# Superficial loss rule, what about superficial gains?



## futuregrowth (Mar 5, 2012)

Hi everyone, 

I know about the superficial loss rule, but is there some other implication other than simple capital gains tax for selling at a profit and repurchasing the same stock (specifically ETFs in my case) within 30 days?

Thanks!


----------



## HaroldCrump (Jun 10, 2009)

Nope, it only works one way.
The CRA always taketh away, never giveth away


----------



## futuregrowth (Mar 5, 2012)

Thanks! I should have assumed that :tongue-new:


----------



## slacker (Mar 8, 2010)

haha, yeah.


----------



## Eclectic12 (Oct 20, 2010)

The gov't collects capital gains tax on a "superficial gain" so they have no problem with extra taxes.

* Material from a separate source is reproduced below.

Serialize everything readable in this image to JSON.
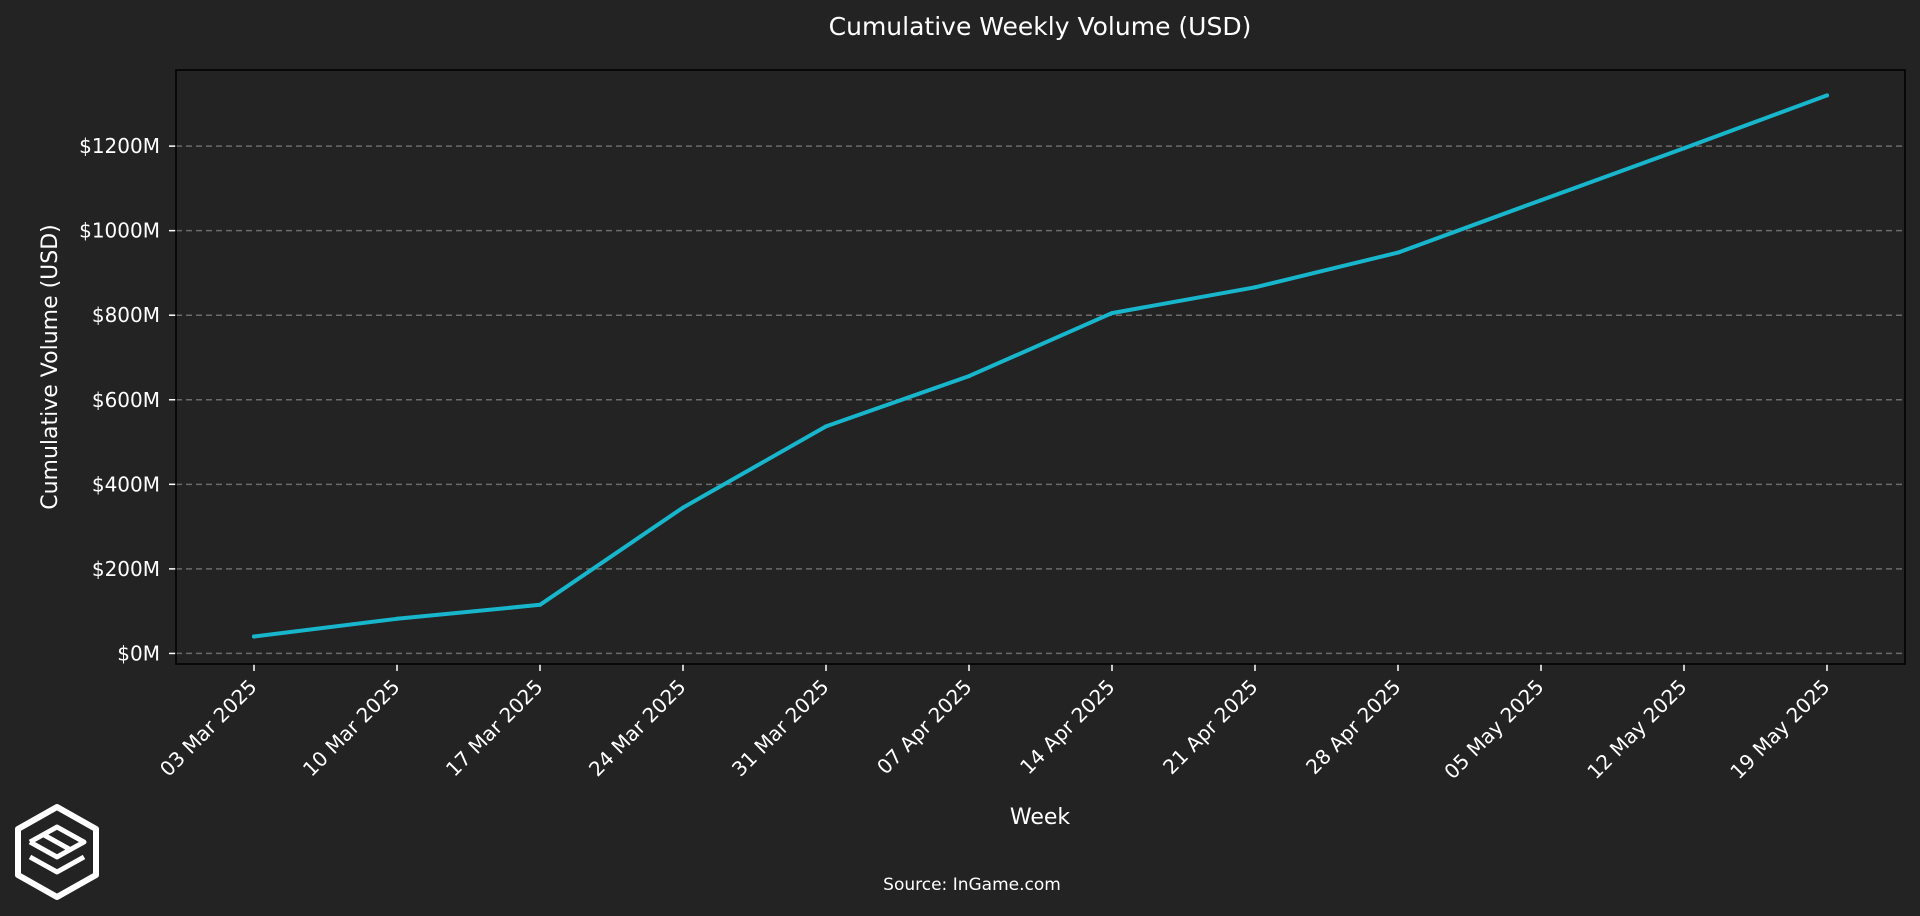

Come to think about it, I'm guessing that a "superficial gain" would be when one understates the Adjusted Cost Base (ACB) so that the capital gain reported is more than it should be. For an ETF that has a Return of Capital (RoC) component, the most likely source of such an error would be reducing the ACB by more RoC than the ETF actually reported (ex. ETF reports $1 RoC for the time period the ETF was held but somehow in the math, $2 RoC is subtracted from the ACB resulting in a lower ACB than there should be and a higher capital gain reported).

Or I suppose just bad bookkeeping could also result in such an issue.


Cheers


----------